Recapping Dat's Mozilla Open Source Support Award

In our application for the Mozilla Open Source Support award, we wrote:

Over the last four years, Dat has grown from a data sharing tool to a wider community supporting the Dat Protocol. As we work to broaden our community, we recognize the need to improve onboarding new community members, documentation, and supporting implementations in other languages. We’ve organized a Dat Protocol working group to document the existing specification and support other implementations, but we still need someone to help with wider community engagement. Unfortunately, with our constrained resources focusing on development and maintenance, these crucial needs get left behind.

While harder to quantify, we recognize that this work is vital to the future of the Dat Project and for collaborations with groups like Mozilla Common Voice. Investments in documentation and community building make it easy for people to use Dat, to suggest improvements, and get answers to questions. With this milestone, we will support someone to conduct user testing on existing documentation, create an improved user funnel, and identify additional community needs.

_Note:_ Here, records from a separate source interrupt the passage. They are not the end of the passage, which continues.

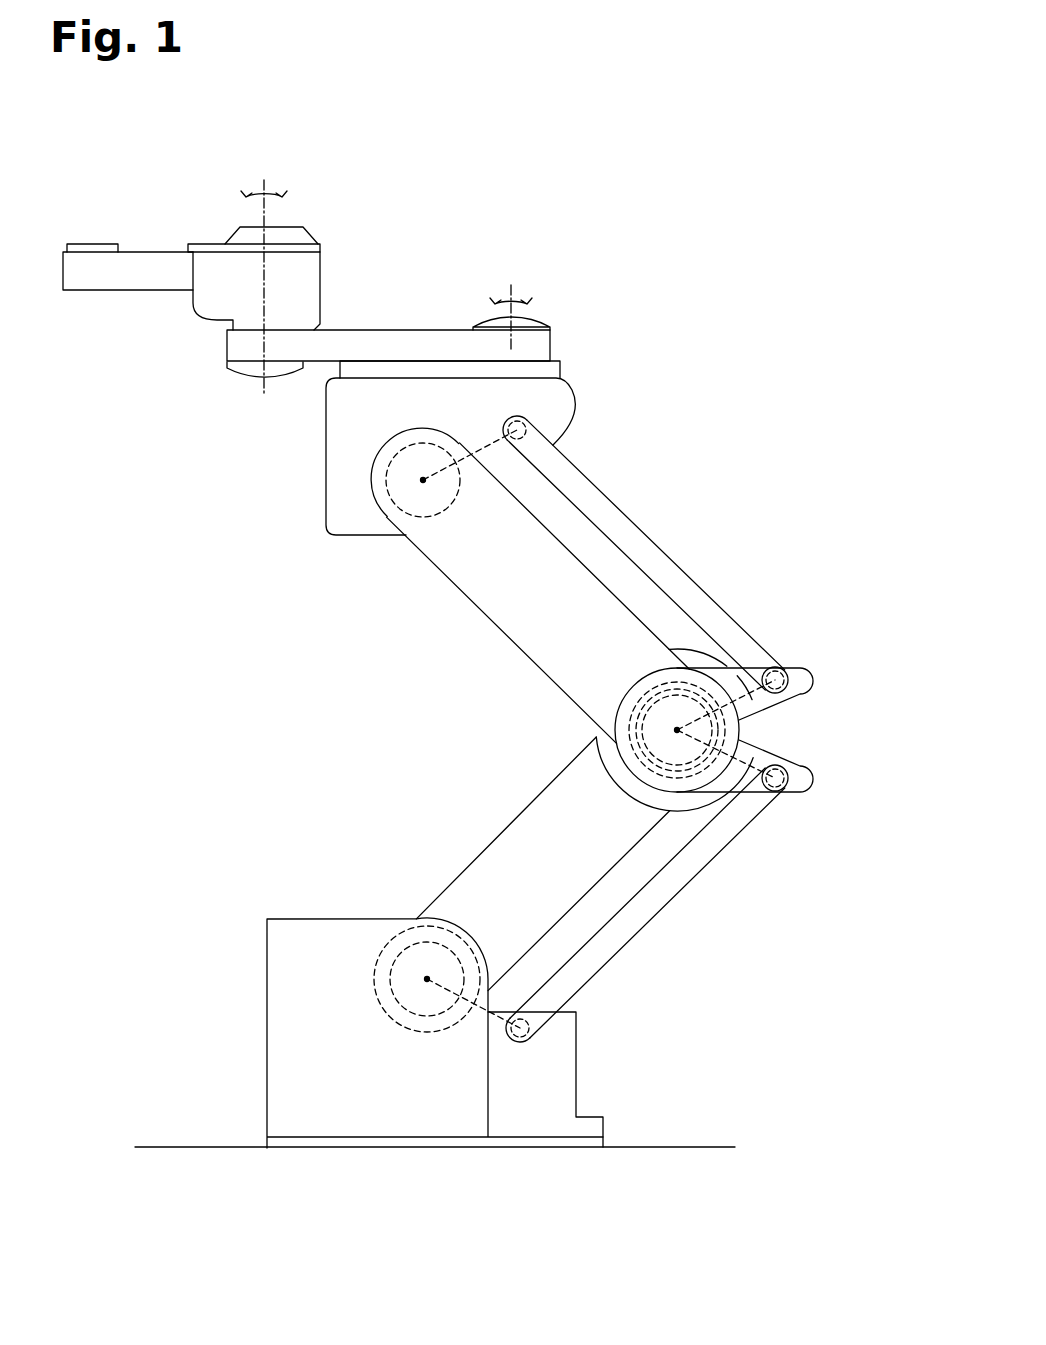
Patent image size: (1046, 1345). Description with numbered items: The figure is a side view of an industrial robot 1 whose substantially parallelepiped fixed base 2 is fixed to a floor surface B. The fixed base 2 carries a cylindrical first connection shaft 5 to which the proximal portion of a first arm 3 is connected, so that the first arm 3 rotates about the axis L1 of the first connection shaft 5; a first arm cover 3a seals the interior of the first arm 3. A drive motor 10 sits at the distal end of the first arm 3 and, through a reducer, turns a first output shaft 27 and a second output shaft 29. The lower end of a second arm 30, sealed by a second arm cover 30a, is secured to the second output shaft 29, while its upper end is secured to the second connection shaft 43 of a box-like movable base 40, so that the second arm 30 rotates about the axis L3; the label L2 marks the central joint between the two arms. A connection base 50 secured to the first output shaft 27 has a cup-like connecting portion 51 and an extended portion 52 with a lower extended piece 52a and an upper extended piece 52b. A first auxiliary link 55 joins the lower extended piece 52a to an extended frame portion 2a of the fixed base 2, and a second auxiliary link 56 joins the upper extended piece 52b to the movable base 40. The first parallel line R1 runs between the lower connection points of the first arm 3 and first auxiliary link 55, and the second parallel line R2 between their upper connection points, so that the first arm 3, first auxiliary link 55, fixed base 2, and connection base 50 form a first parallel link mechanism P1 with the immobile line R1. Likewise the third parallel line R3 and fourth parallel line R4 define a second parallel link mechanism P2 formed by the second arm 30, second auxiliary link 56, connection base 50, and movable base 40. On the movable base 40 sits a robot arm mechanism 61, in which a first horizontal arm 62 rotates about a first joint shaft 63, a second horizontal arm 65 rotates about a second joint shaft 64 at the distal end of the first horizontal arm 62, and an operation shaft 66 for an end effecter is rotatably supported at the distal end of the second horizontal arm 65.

The industrial robot 1 is at (608, 263).
The fixed base 2 is at (267, 982).
The extended frame portion 2a is at (576, 1045).
The first arm 3 is at (519, 814).
The first arm cover 3a is at (560, 773).
The first connection shaft 5 is at (423, 1031).
The drive motor 10 is at (597, 732).
The first output shaft 27 is at (647, 677).
The second output shaft 29 is at (632, 700).
The second arm 30 is at (505, 622).
The second arm cover 30a is at (460, 590).
The movable base 40 is at (326, 432).
The second connection shaft 43 is at (387, 513).
The connection base 50 is at (833, 659).
The connecting portion 51 is at (740, 730).
The extended portion 52 is at (872, 700).
The lower extended piece 52a is at (790, 756).
The upper extended piece 52b is at (790, 704).
The first auxiliary link 55 is at (680, 892).
The second auxiliary link 56 is at (648, 538).
The robot arm mechanism 61 is at (400, 314).
The first horizontal arm 62 is at (553, 348).
The first joint shaft 63 is at (548, 316).
The second joint shaft 64 is at (253, 226).
The second horizontal arm 65 is at (98, 292).
The operation shaft 66 is at (83, 243).
The axis of the first connection shaft L1 is at (427, 978).
The second joint axis L2 is at (677, 730).
The axis of the second connection shaft L3 is at (427, 481).
The first parallel line R1 is at (481, 1008).
The second parallel line R2 is at (767, 806).
The third parallel line R3 is at (770, 656).
The fourth parallel line R4 is at (480, 450).
The first parallel link mechanism P1 is at (795, 887).
The second parallel link mechanism P2 is at (683, 449).
The floor surface B is at (692, 1147).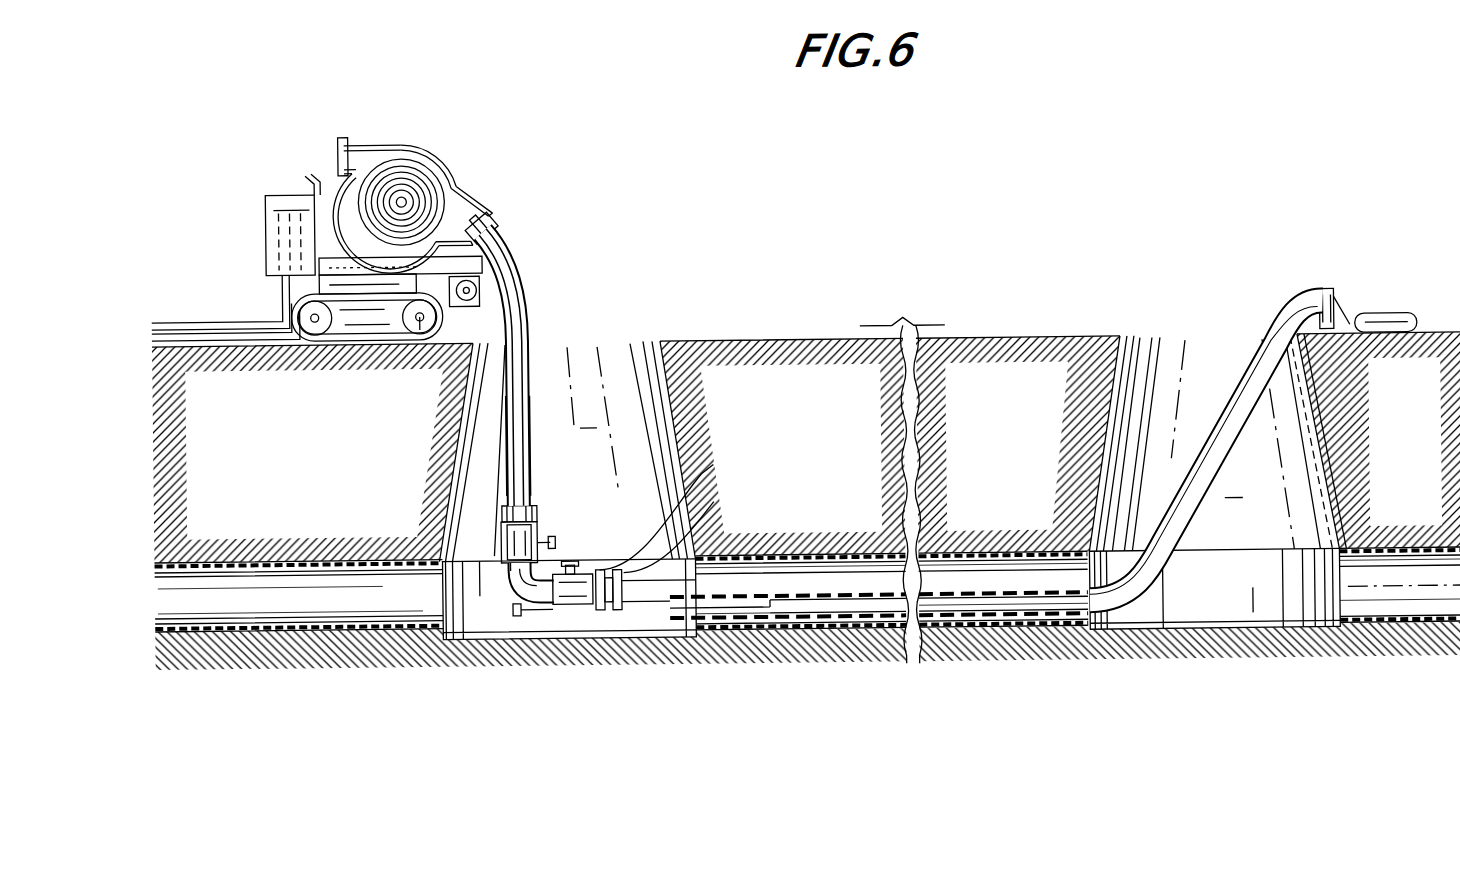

A key goal was to understand the needs of the community around documentation and learning resources. Through this support from Mozilla, we’ve advanced the Dat ecosystem in two foundational ways:

  1. Documenting the protocol and guiding developers interested in implementing the Dat protocol in other languages.
  2. A complete overhaul and rebrand of “Dat Project” into “Dat Foundation” including updating and consolidating websites and documentation.

In line with our goal to operate transparently, we've published our reports to Mozilla in this Github Repo and you can also view the reports from individual contributors.

Protocol Documentation

A key challenge we’ve faced over the five years of developing Dat is prioritizing implementation of the protocol versus standardization. With a small team of developers, much of the balance has been weighed towards implementation. This award was a great opportunity to get people outside of the core Dat developers to evaluate and document the protocol, allowing for people to begin implementations in other languages.

The How Dat Works guide is a highlight of the work funded by this MOSS award. Not only does it guide new users through every byte and bit of Dat, we feel like it is a learning resource for developers interested in cryptography, decentralization, and even the internet more broadly and is a prime example of how protocol documentation should be. Read more about the process behind creating How Dat Works in this blog post.

We are excited to see new Dat implementations being work on in Rust, C++, Python, Kotlin, and more.

Dat Website Updates

A new Dat website has launched with the help of the community. Based on the feedback from the community research process, we created a new website structure to fully encompass all of the touch points Dat community members interacted and learned about Dat. The website includes a CMS, allowing easier contributions, and content development for various skill types. Our docs include a new tutorial and we will continue to expand those. This website includes a solid foundation for continued improvements and community contributions.

Read more in this post about the move from “Dat Project” to “Dat Foundation”.


This award was a great reminder of all the work required outside of software development to support a functioning and inclusive community project. We are grateful for Mozilla's support of this work and excited that we've been able to engage our community, improve documentation, and create educational resources for people interested in decentralization more broadly.